I turn to take her in, she's taken a seat at my table and the first thing I notice is her eyes. Yellow eyeshadow. Piercing dark brown eyes rimmed in heavy, stylised and crisp black. Jaunty grey hat with a thick black hat band, hair short and plastered to her head with something shiny and tough. Deep purple lip with just a glimpse of the slight gap between her front teeth. Yellow shirt buttoned up to her throat with wing tipped collar, black braces, high waisted black, white and grey tartan trousers, ankle swingers, showing off her immaculate yellow leather pie crust shoes.

Somehow, she is not sweating.

I have to forgive myself for the long seconds of silence. She is after all a Siren, highly skilled in the art of manipulating desires.

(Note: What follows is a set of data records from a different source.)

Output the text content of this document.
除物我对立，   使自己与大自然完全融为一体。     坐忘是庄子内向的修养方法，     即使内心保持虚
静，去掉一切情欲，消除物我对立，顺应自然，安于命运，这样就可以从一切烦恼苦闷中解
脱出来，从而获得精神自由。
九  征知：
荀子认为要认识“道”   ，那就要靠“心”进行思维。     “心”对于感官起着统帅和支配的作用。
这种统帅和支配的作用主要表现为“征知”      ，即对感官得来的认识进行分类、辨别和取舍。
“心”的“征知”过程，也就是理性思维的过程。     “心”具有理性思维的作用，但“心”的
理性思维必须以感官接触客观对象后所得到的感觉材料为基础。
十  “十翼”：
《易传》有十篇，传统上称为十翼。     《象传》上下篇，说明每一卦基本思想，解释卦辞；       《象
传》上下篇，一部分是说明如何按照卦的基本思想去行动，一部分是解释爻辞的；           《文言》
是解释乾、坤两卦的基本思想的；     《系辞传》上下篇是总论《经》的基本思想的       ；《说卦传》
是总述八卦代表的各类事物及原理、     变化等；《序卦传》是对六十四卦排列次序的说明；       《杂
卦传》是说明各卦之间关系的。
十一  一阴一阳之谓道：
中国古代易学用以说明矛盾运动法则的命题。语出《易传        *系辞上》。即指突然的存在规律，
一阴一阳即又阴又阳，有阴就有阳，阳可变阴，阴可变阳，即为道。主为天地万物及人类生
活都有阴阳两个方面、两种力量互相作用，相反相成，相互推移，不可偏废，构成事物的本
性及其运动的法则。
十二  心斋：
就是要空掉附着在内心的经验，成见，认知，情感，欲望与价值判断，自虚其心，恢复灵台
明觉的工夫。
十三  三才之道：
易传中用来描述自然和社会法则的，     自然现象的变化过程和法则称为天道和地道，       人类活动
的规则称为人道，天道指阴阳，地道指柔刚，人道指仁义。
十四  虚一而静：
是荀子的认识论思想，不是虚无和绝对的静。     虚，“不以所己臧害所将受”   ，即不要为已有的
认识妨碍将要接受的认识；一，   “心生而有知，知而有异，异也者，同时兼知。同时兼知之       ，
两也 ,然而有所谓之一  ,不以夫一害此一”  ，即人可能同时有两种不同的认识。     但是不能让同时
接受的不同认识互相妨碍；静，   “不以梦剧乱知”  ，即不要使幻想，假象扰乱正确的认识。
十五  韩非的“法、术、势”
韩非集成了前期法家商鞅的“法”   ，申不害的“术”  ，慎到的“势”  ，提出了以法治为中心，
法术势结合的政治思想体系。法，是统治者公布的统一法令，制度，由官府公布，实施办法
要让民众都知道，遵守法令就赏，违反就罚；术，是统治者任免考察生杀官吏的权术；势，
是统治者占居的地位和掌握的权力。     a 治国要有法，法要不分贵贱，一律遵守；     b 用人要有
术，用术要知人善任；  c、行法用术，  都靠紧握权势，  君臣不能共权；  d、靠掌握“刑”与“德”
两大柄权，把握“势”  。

"Don't forget to hate me, sweetheart."

It's like she has thrown a switch. Suddenly I can think again.

"You've got some cara talking to me."

She looks at her feet, then glances back up, biting her bottom lip, deep purple lipstick almost black. Never sure if she's really contrite or it's all part of her art. Like does she even know herself?

"I never wanted..."

She trails off.

I want to hate her, but I just feel numb. We both sigh at the same time, long and slow. And we sit for a minute looking out at the masses. The shoeless underclass mingling with the corpo salarymen and the ultrarich. Circling each other like hungry sharks. Always hustling. While the world quietly burns.

And I think for a moment, she never had so much of a choice either. And maybe I had more choices than her.

"When we were in the roof garden. I..." Again, her sentence fades away. A ghost in daylight.

I'm stunned that she still thinks of that. I'm embarrassed when I realise how often I still do.

"So, you set out on the long con but then you had a real emotion. Am I supposed to celebrate that?"

"I'm not asking for anything."

Another long pause. We watch a lost child working the sushi stand crowd. Six-year-old dressed as a private school boy throwing a tantrum. His colleagues moving through the crowd taking purses and phones from the concerned people who gather to console him.

This city is not kind to people with real emotions.

"So, how come I never see you at school?" I ask her.

"Been avoiding the Gap. Taking time out, rethinking some things."

"I'm not your enemy." Each word comes out precisely, considered. Something has fallen into place.

"Not your friend, neither." It's as close to forgiveness as I can get.

She nods very slightly, her eyes glistening at me.

"I'll see you around." She replies.

And I almost forgive myself for staring at her as she walks away.